The hooks themselves carry 160 unit tests, because a hook that misparses a checkpoint fails silently in whichever direction is worse. They're the load-bearing part. The full design rationale lives in ten ADRs in the repo.

What I actually learned

Hook enforcement beats instruction enforcement. Every rule I wrote in plain English eventually got broken. Every rule a hook could check held. When something matters, it gets a hook.

Quality and strategy are different review jobs. Conflating them is how a well-implemented bad decision ships. The product-owner subagent is the single most valuable addition in v2, more than any hook.

Self-improvement needs a human in it. Letting the agent rewrite its own constraints sounded elegant and produced a slow drift toward a more confused agent.

Files beat memory. Every attempt at external state or conversation memory lost to a markdown file in the repo. Files are versioned, greppable, readable by any agent, and they survive everything.

Where it still breaks

The product-owner can only check against the vision lock; if the vision is wrong, the workflow faithfully builds the wrong thing. Long sessions still saturate context and decisions get shallower; stage transitions help, physics doesn't change. Hooks parse markdown, and formatting drift can break them in either direction; the tests catch the common cases, not every conceivable one. And the workflow's real adversary is the agent itself: v2 closes the holes I found, and there will be new ones.

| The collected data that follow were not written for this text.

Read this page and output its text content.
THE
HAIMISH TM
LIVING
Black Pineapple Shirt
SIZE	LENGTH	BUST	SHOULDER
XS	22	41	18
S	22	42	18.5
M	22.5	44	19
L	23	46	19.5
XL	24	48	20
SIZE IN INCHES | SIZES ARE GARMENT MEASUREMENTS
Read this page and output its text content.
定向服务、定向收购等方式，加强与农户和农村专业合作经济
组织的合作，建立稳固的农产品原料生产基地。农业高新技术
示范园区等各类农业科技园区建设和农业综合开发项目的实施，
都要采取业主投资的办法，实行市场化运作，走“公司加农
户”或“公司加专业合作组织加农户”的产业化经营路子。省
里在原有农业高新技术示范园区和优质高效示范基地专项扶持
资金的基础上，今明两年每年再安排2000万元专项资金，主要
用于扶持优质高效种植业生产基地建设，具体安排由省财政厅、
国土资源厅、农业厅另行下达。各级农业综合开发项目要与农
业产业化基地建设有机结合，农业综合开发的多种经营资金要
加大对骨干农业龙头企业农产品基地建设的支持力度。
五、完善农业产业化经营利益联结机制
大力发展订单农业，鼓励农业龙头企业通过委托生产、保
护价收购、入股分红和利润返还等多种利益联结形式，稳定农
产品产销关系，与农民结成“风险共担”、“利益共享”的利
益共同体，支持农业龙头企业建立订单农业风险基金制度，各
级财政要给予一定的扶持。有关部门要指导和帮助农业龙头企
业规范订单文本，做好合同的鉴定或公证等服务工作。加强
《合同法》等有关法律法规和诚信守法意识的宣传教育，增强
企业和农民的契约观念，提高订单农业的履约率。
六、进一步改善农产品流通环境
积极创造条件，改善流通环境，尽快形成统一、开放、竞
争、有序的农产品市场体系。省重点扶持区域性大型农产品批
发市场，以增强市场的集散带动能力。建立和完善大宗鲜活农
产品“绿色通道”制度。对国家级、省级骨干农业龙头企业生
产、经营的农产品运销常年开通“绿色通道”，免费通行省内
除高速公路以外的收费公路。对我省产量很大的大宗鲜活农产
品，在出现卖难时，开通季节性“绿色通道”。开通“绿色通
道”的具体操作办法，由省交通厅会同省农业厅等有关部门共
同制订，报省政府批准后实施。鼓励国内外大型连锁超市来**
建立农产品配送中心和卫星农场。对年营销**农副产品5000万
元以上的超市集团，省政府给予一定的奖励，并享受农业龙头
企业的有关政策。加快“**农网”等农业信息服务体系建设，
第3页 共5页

That's exactly why the enforcement layer is locked, so the next failure mode can't quietly patch itself out of the record.

Try it

pip install copier
copier copy gh:jcentner/copilot-autonomous-template my-project

It scaffolds the whole setup (stage machine, hooks, subagents, vision lock template, ADR skeleton), and copier update pulls improvements as the template evolves. Works in any language.

The bottleneck has shifted from "getting the agent to implement sensibly" to "knowing what I want it to build and reviewing what it built." That's a much better problem to have, and the next one I want to make easier.


Postscript, June 2026: this shipped in April, a couple of months before "agent loops" became the discourse of the summer. Watching the conversation hasn't changed my read quite yet. The failure modes are the same ones in this post, and so is the fix: when a rule matters, make it a hook.